On Sun, Feb 13, 2011 at 2:31 PM, Alexander Graf <address@hidden> wrote:
>
> On 13.02.2011, at 09:08, Blue Swirl wrote:
>
>> On Sun, Feb 13, 2011 at 1:15 AM, Benjamin Herrenschmidt
>> <address@hidden> wrote:
>>> On Sun, 2011-02-13 at 00:52 +0200, Blue Swirl wrote:
>>>> On Sat, Feb 12, 2011 at 11:00 PM, Benjamin Herrenschmidt
>>>> <address@hidden> wrote:
>>>>> On Sat, 2011-02-12 at 18:59 +0200, Blue Swirl wrote:
>>>>>>
>>>>>> Actually I don't quite understand the need for vty layer, why not use
>>>>>> the chardev here directly?
>>>>>
>>>>> I'm not sure what you mean here...
>>>>
>>>> Maybe it would be reasonable to leave h_put_term_char to spapr_hcall.c
>>>> instead of moving those to a separate file.
>>>
>>> Well, the VIO device instance gives the chardev instance which is all
>>> nicely encapsulated inside spapr-vty... Also VIO devices tend to have
>>> dedicated hcalls, not only VTY, so it makes a lot of sense to keep them
>>> close to the rest of the VIO driver they belong to don't you think ?
>>>
>>> (Actually veth does, vscsi uses the more "generic" CRQ stuff which we've
>>> added to the core VIO but you'll see that when we get those patches
>>> ready, hopefully soon).
>>
>> This is a bit of a special case, much like semihosting modes for m68k
>> or ARM, or like MOL hacks which were removed recently. From QEMU point
>> of view, the most natural way of handling this would be hypervisor
>> implemented in the guest side (for example BIOS). Then the hypervisor
>> would use normal IO (or virtio) to communicate with the host. If
>> inside QEMU, the interface of the hypervisor to the devices needs some
>> thought. We'd like to avoid ugly interfaces like vmmouse where a
>> device probes CPU registers directly or spaghetti interfaces like
>> APIC.
>
> In this case I disagree. While the "emulate real hardware" case would be to 
> have a full proprietary binary blob of firmware running in the guest that 
> would handle all the hypervisor stuff, this is not feasible. Implementing 
> PAPR in Qemu is hard (and slow) enough - doing it all emulated simply is 
> overkill for what we're trying to achieve here.
>
> The PAPR interfaces are well specified (in the PAPR spec - seems to be 
> power.org member restricted) and are the only thing you ever get to see on 
> recent POWER hardware. The real hardware interface is simply inaccessible to 
> you.

Hah, I'm sure that if sufficiently motivated bunch of cool hackers got
access to a truckload (or several, aren't these big machines?) of
POWER hardware, which they could open and brick at leisure, like it is
done with other firmware reverse engineering efforts, we'd have open
hypervisor at no time. ;-)

It's not impossible to imagine also IBM open sourcing theirs.

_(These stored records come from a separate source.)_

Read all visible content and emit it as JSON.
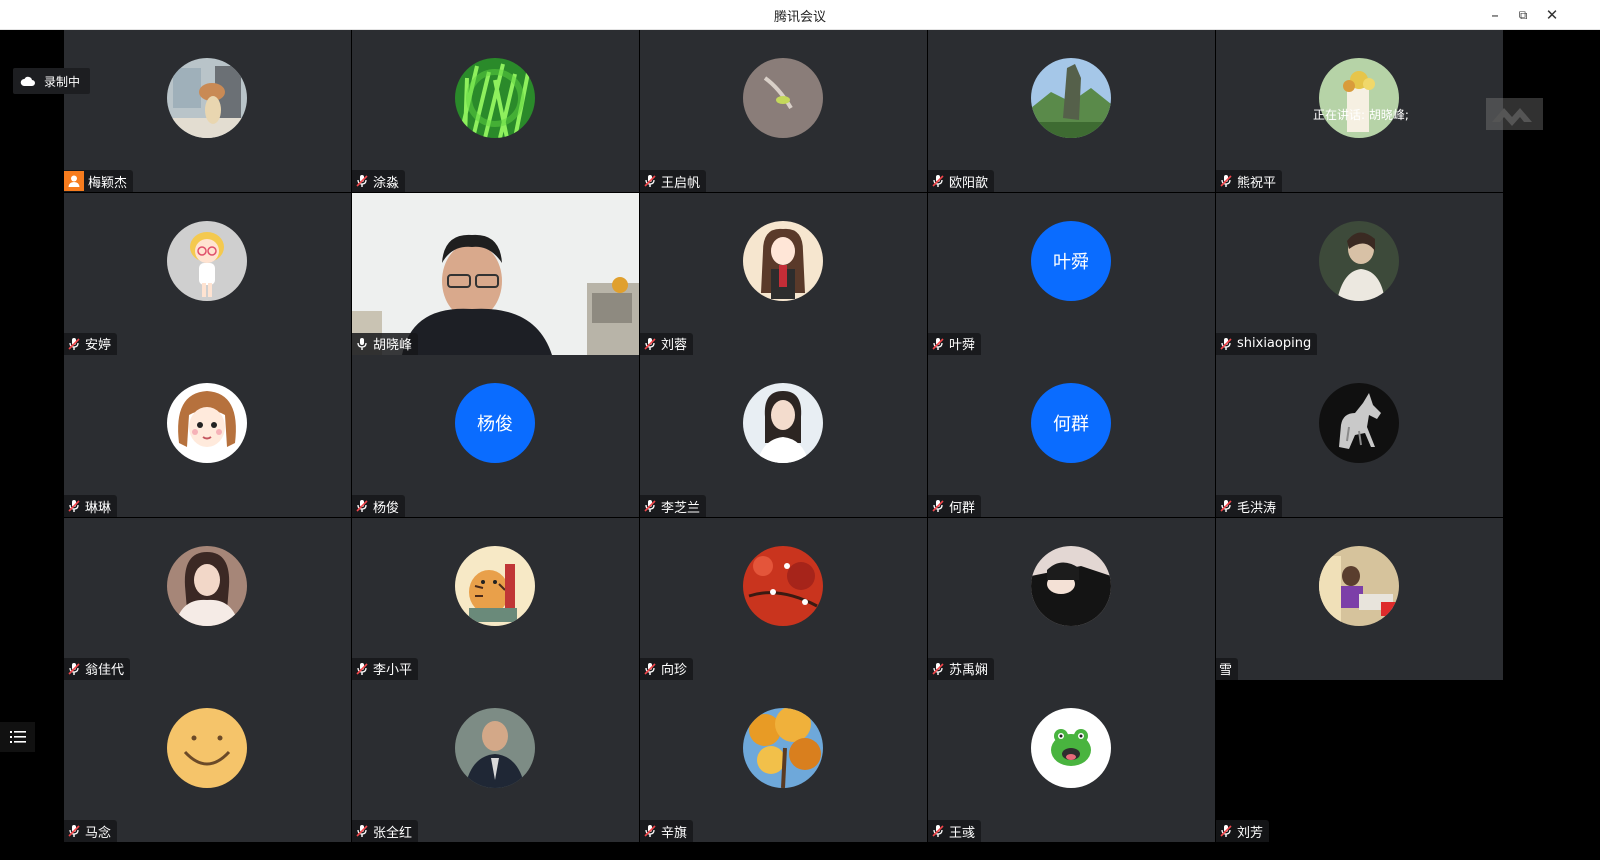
{
  "window": {
    "title": "腾讯会议"
  },
  "recording": {
    "label": "录制中"
  },
  "speaking": {
    "label": "正在讲话: 胡晓峰;"
  },
  "colors": {
    "tile_bg": "#2b2d31",
    "text_avatar": "#0a6cff",
    "host_badge": "#f77c1e",
    "active_border": "#2fd27d"
  },
  "participants": [
    {
      "name": "梅颖杰",
      "avatar": "photo-room-hat",
      "host": true
    },
    {
      "name": "涂淼",
      "avatar": "photo-green-grass"
    },
    {
      "name": "王启帆",
      "avatar": "photo-sprout"
    },
    {
      "name": "欧阳歆",
      "avatar": "photo-mountain"
    },
    {
      "name": "熊祝平",
      "avatar": "photo-flowers"
    },
    {
      "name": "安婷",
      "avatar": "cartoon-girl"
    },
    {
      "name": "胡晓峰",
      "avatar": "live-video",
      "video": true,
      "speaking": true
    },
    {
      "name": "刘蓉",
      "avatar": "illustration-girl"
    },
    {
      "name": "叶舜",
      "avatar_text": "叶舜"
    },
    {
      "name": "shixiaoping",
      "avatar": "photo-portrait"
    },
    {
      "name": "琳琳",
      "avatar": "cartoon-girl-face"
    },
    {
      "name": "杨俊",
      "avatar_text": "杨俊"
    },
    {
      "name": "李芝兰",
      "avatar": "photo-woman"
    },
    {
      "name": "何群",
      "avatar_text": "何群"
    },
    {
      "name": "毛洪涛",
      "avatar": "photo-horse"
    },
    {
      "name": "翁佳代",
      "avatar": "photo-woman-fur"
    },
    {
      "name": "李小平",
      "avatar": "illustration-tiger"
    },
    {
      "name": "向珍",
      "avatar": "photo-red-leaves"
    },
    {
      "name": "苏禹娴",
      "avatar": "photo-woman-dark"
    },
    {
      "name": "雪",
      "avatar": "photo-studio",
      "no_mic": true
    },
    {
      "name": "马念",
      "avatar": "smiley"
    },
    {
      "name": "张全红",
      "avatar": "photo-man"
    },
    {
      "name": "辛旗",
      "avatar": "photo-autumn-tree"
    },
    {
      "name": "王彧",
      "avatar": "frog"
    },
    {
      "name": "刘芳",
      "empty": true
    }
  ]
}
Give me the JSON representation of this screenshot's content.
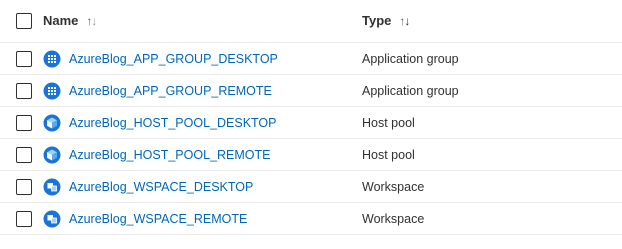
{
  "header": {
    "name_label": "Name",
    "type_label": "Type",
    "sort_up": "↑",
    "sort_down": "↓"
  },
  "rows": [
    {
      "name": "AzureBlog_APP_GROUP_DESKTOP",
      "type": "Application group",
      "icon": "application-group-icon"
    },
    {
      "name": "AzureBlog_APP_GROUP_REMOTE",
      "type": "Application group",
      "icon": "application-group-icon"
    },
    {
      "name": "AzureBlog_HOST_POOL_DESKTOP",
      "type": "Host pool",
      "icon": "host-pool-icon"
    },
    {
      "name": "AzureBlog_HOST_POOL_REMOTE",
      "type": "Host pool",
      "icon": "host-pool-icon"
    },
    {
      "name": "AzureBlog_WSPACE_DESKTOP",
      "type": "Workspace",
      "icon": "workspace-icon"
    },
    {
      "name": "AzureBlog_WSPACE_REMOTE",
      "type": "Workspace",
      "icon": "workspace-icon"
    }
  ],
  "colors": {
    "link": "#0066b8",
    "text": "#323130",
    "icon_blue": "#1a73d9",
    "divider": "#edebe9"
  }
}
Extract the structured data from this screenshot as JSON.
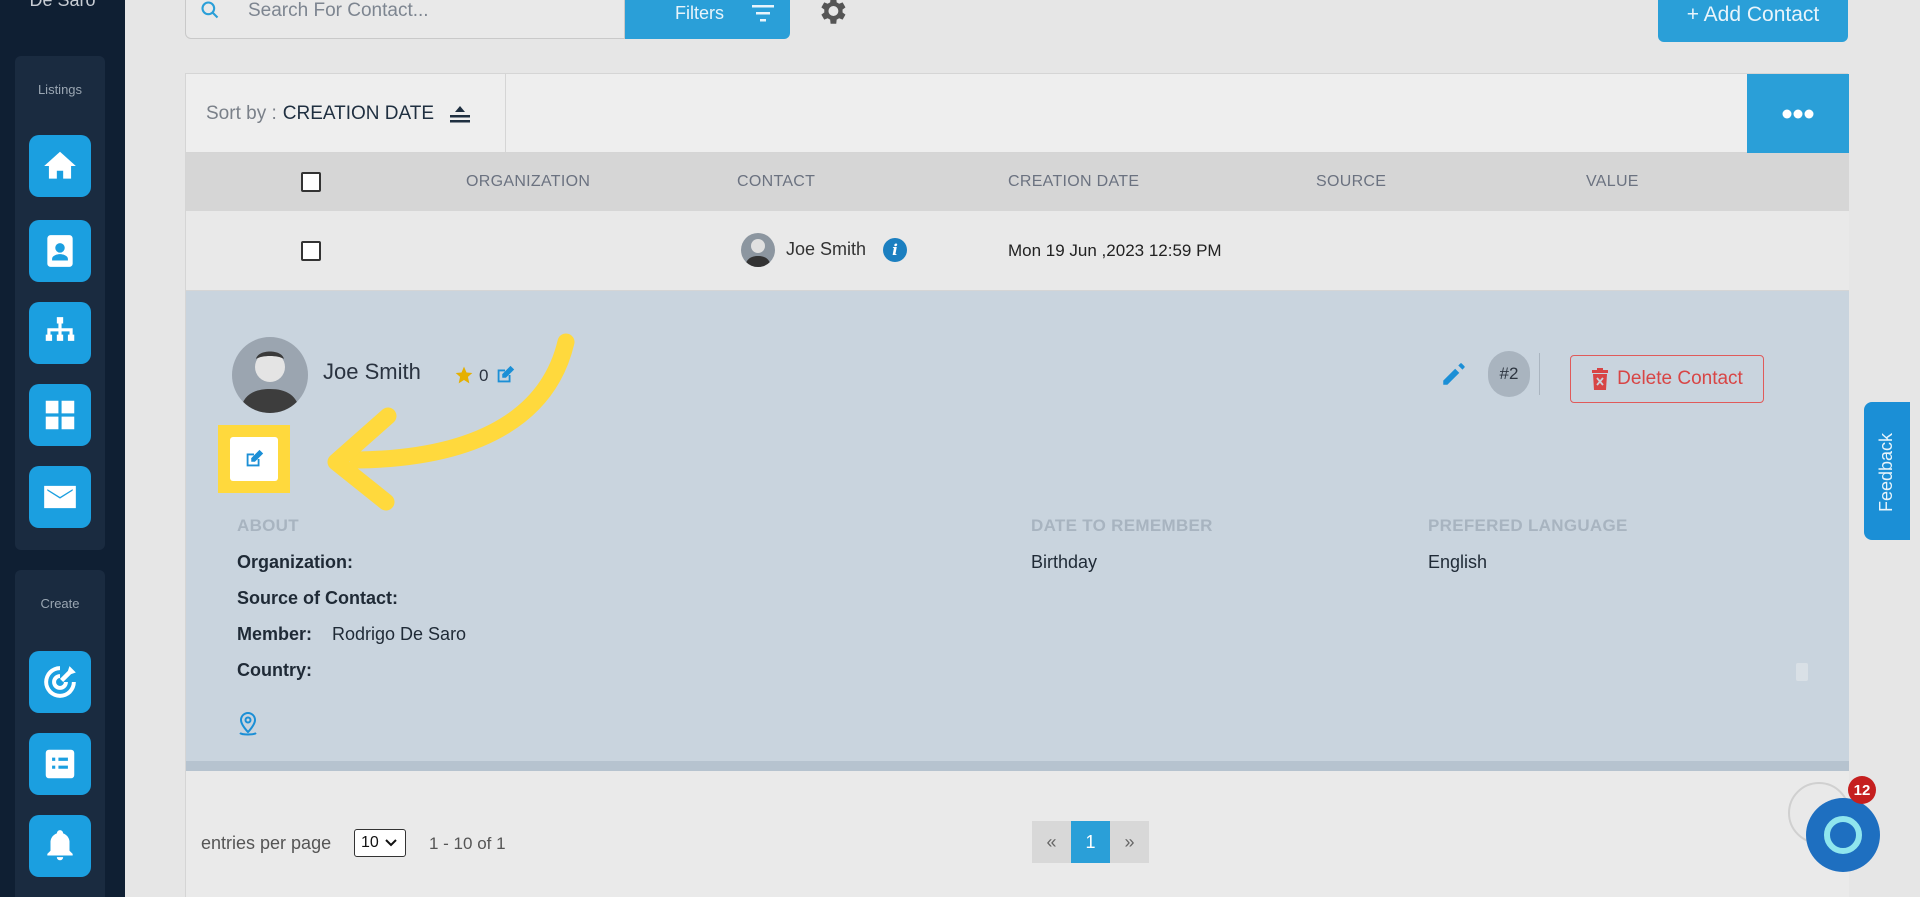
{
  "sidebar": {
    "brand": "De Saro",
    "groups": [
      {
        "title": "Listings",
        "items": [
          "home-icon",
          "contact-card-icon",
          "org-chart-icon",
          "grid-icon",
          "mail-icon"
        ]
      },
      {
        "title": "Create",
        "items": [
          "target-icon",
          "checklist-icon",
          "bell-icon"
        ]
      }
    ]
  },
  "toolbar": {
    "search_placeholder": "Search For Contact...",
    "filters_label": "Filters",
    "add_contact_label": "+ Add Contact"
  },
  "sortbar": {
    "prefix": "Sort by :",
    "field": "CREATION DATE"
  },
  "table": {
    "headers": [
      "ORGANIZATION",
      "CONTACT",
      "CREATION DATE",
      "SOURCE",
      "VALUE"
    ],
    "rows": [
      {
        "organization": "",
        "contact": "Joe Smith",
        "creation_date": "Mon 19 Jun ,2023 12:59 PM",
        "source": "",
        "value": ""
      }
    ]
  },
  "detail": {
    "name": "Joe Smith",
    "star_count": "0",
    "id_badge": "#2",
    "delete_label": "Delete Contact",
    "sections": {
      "about": "ABOUT",
      "date_to_remember": "DATE TO REMEMBER",
      "preferred_language": "PREFERED LANGUAGE"
    },
    "fields": {
      "organization_label": "Organization:",
      "source_label": "Source of Contact:",
      "member_label": "Member:",
      "member_value": "Rodrigo De Saro",
      "country_label": "Country:",
      "date_value": "Birthday",
      "language_value": "English"
    }
  },
  "footer": {
    "entries_label": "entries per page",
    "entries_value": "10",
    "range_text": "1 - 10 of 1",
    "pager": [
      "«",
      "1",
      "»"
    ]
  },
  "widgets": {
    "feedback_label": "Feedback",
    "chat_badge": "12"
  },
  "colors": {
    "accent": "#2a9fd8",
    "sidebar": "#0f1f33",
    "highlight": "#ffd93d",
    "danger": "#d84545"
  }
}
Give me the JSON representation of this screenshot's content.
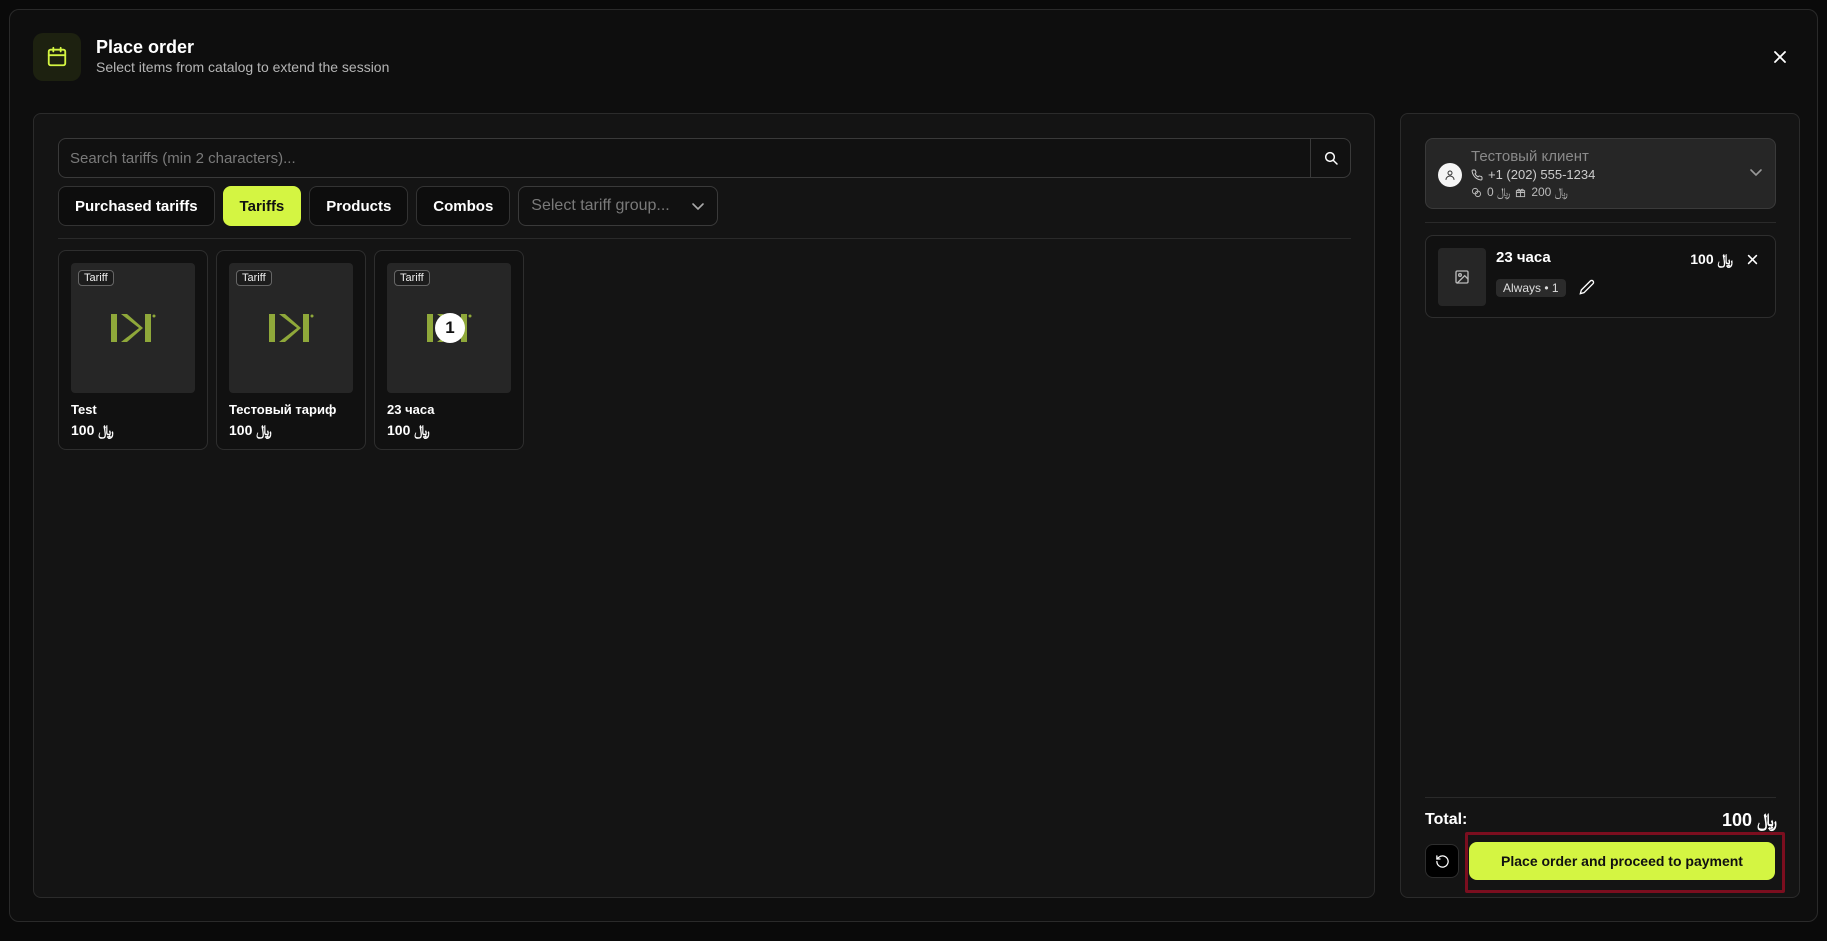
{
  "header": {
    "title": "Place order",
    "subtitle": "Select items from catalog to extend the session",
    "icon": "calendar-icon"
  },
  "search": {
    "placeholder": "Search tariffs (min 2 characters)...",
    "value": ""
  },
  "tabs": [
    {
      "label": "Purchased tariffs",
      "active": false
    },
    {
      "label": "Tariffs",
      "active": true
    },
    {
      "label": "Products",
      "active": false
    },
    {
      "label": "Combos",
      "active": false
    }
  ],
  "group_select": {
    "placeholder": "Select tariff group..."
  },
  "catalog": [
    {
      "badge": "Tariff",
      "name": "Test",
      "price": "100 ﷼",
      "qty": null
    },
    {
      "badge": "Tariff",
      "name": "Тестовый тариф",
      "price": "100 ﷼",
      "qty": null
    },
    {
      "badge": "Tariff",
      "name": "23 часа",
      "price": "100 ﷼",
      "qty": "1"
    }
  ],
  "client": {
    "name": "Тестовый клиент",
    "phone": "+1 (202) 555-1234",
    "balance": "0 ﷼",
    "bonus": "200 ﷼"
  },
  "cart": [
    {
      "name": "23 часа",
      "price": "100 ﷼",
      "tag": "Always • 1"
    }
  ],
  "summary": {
    "total_label": "Total:",
    "total_value": "100 ﷼",
    "pay_label": "Place order and proceed to payment"
  },
  "colors": {
    "accent": "#d4f542",
    "highlight_outline": "#7b0e1f"
  }
}
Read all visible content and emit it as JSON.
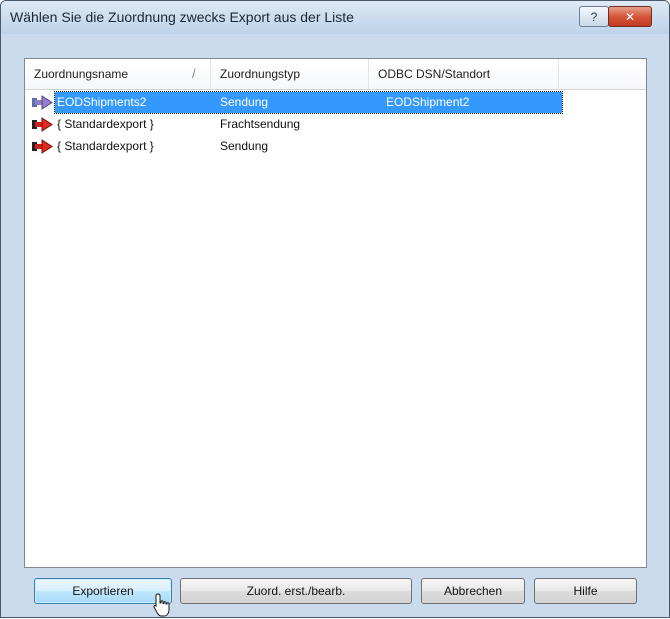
{
  "window": {
    "title": "Wählen Sie die Zuordnung zwecks Export aus der Liste",
    "help_label": "?",
    "close_label": "✕"
  },
  "listview": {
    "columns": [
      "Zuordnungsname",
      "Zuordnungstyp",
      "ODBC DSN/Standort",
      ""
    ],
    "sort_indicator": "/",
    "rows": [
      {
        "name": "EODShipments2",
        "type": "Sendung",
        "dsn": "EODShipment2",
        "selected": true,
        "icon": "mapping-arrow-icon"
      },
      {
        "name": "{ Standardexport }",
        "type": "Frachtsendung",
        "dsn": "",
        "selected": false,
        "icon": "default-mapping-icon"
      },
      {
        "name": "{ Standardexport }",
        "type": "Sendung",
        "dsn": "",
        "selected": false,
        "icon": "default-mapping-icon"
      }
    ]
  },
  "buttons": {
    "export": "Exportieren",
    "edit": "Zuord. erst./bearb.",
    "cancel": "Abbrechen",
    "help": "Hilfe"
  },
  "colors": {
    "selection": "#3399ff",
    "accent_red": "#d0201a"
  }
}
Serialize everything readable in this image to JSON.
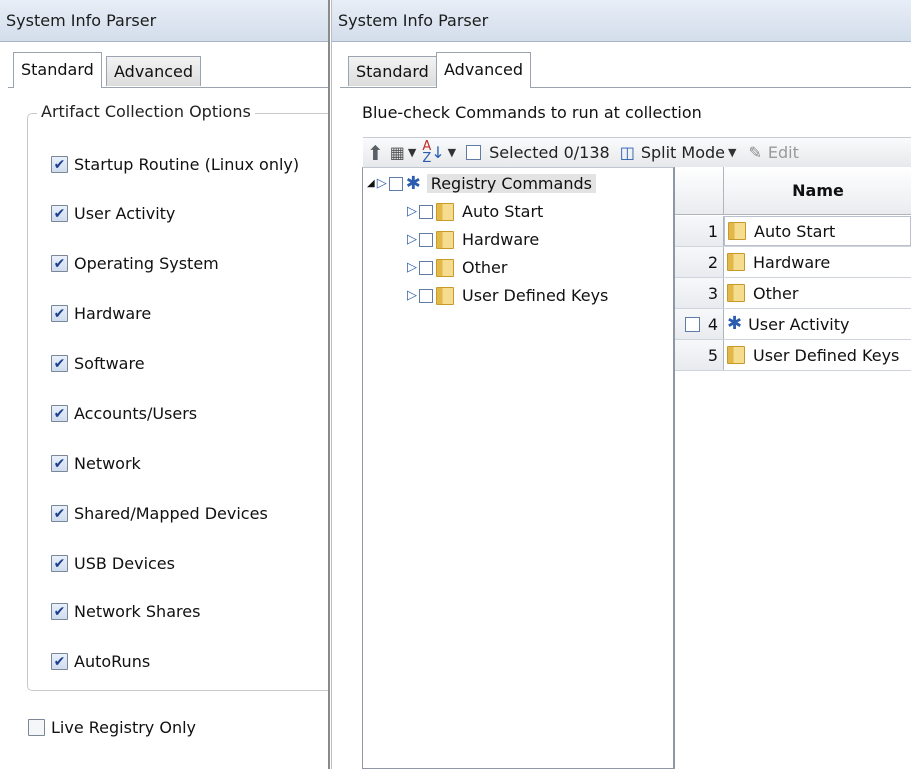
{
  "left": {
    "title": "System Info Parser",
    "tabs": [
      {
        "label": "Standard",
        "active": true
      },
      {
        "label": "Advanced",
        "active": false
      }
    ],
    "group_title": "Artifact Collection Options",
    "options": [
      {
        "label": "Startup Routine (Linux only)",
        "checked": true
      },
      {
        "label": "User Activity",
        "checked": true
      },
      {
        "label": "Operating System",
        "checked": true
      },
      {
        "label": "Hardware",
        "checked": true
      },
      {
        "label": "Software",
        "checked": true
      },
      {
        "label": "Accounts/Users",
        "checked": true
      },
      {
        "label": "Network",
        "checked": true
      },
      {
        "label": "Shared/Mapped Devices",
        "checked": true
      },
      {
        "label": "USB Devices",
        "checked": true
      },
      {
        "label": "Network Shares",
        "checked": true
      },
      {
        "label": "AutoRuns",
        "checked": true
      }
    ],
    "live_registry": {
      "label": "Live Registry Only",
      "checked": false
    }
  },
  "right": {
    "title": "System Info Parser",
    "tabs": [
      {
        "label": "Standard",
        "active": false
      },
      {
        "label": "Advanced",
        "active": true
      }
    ],
    "instruction": "Blue-check Commands to run at collection",
    "toolbar": {
      "selected": "Selected 0/138",
      "split_mode": "Split Mode",
      "edit": "Edit"
    },
    "tree": {
      "root": "Registry Commands",
      "children": [
        "Auto Start",
        "Hardware",
        "Other",
        "User Defined Keys"
      ]
    },
    "grid": {
      "header": "Name",
      "rows": [
        {
          "num": "1",
          "name": "Auto Start",
          "icon": "folder-icon"
        },
        {
          "num": "2",
          "name": "Hardware",
          "icon": "folder-icon"
        },
        {
          "num": "3",
          "name": "Other",
          "icon": "folder-icon"
        },
        {
          "num": "4",
          "name": "User Activity",
          "icon": "gear-icon"
        },
        {
          "num": "5",
          "name": "User Defined Keys",
          "icon": "folder-icon"
        }
      ]
    }
  }
}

> It's basically the same as the S390 machine we have. On those machine we 
> simply don't have access to real hw, so emulating it is moot. All interfaces 
> that the OS sees are PV interfaces.
>
>>
>>> Actually, one thing I noticed is that the current patches David posted
>>> still have a single function with a switch/case statement for hcalls.
>>>
>>> I'm not 100% certain what David long term plans are here, but in our
>>> internal "WIP" tree, we've subsequently turned that into a mechanism
>>> where any module can call powerpc_register_hypercall() to add hcalls.
>>>
>>> So if David intends to move the "upstream candidate" tree in that
>>> direction, then naturally, the calls in spapr_hcall.c are going to
>>> disappear in favor of a pair of powerpc_register_hypercall() locally in
>>> the vty module.
>>
>> Is the interface new design, or are you implementing what is used also
>> on real HW?
>
> PAPR is the spec that defines the PV interface in use on POWER. Outside of 
> IBM, nobody can run Linux on POWER without going through phyp which is their 
> hypervisor.
>
> So this implements exactly what the OS sees on real HW :).

Right. As long as the resulting spaghetti is well contained, I'm OK
with this approach. But should ever the millionaire hacker team (or
IBM) appear with their open hypervisor, this shall make room for it.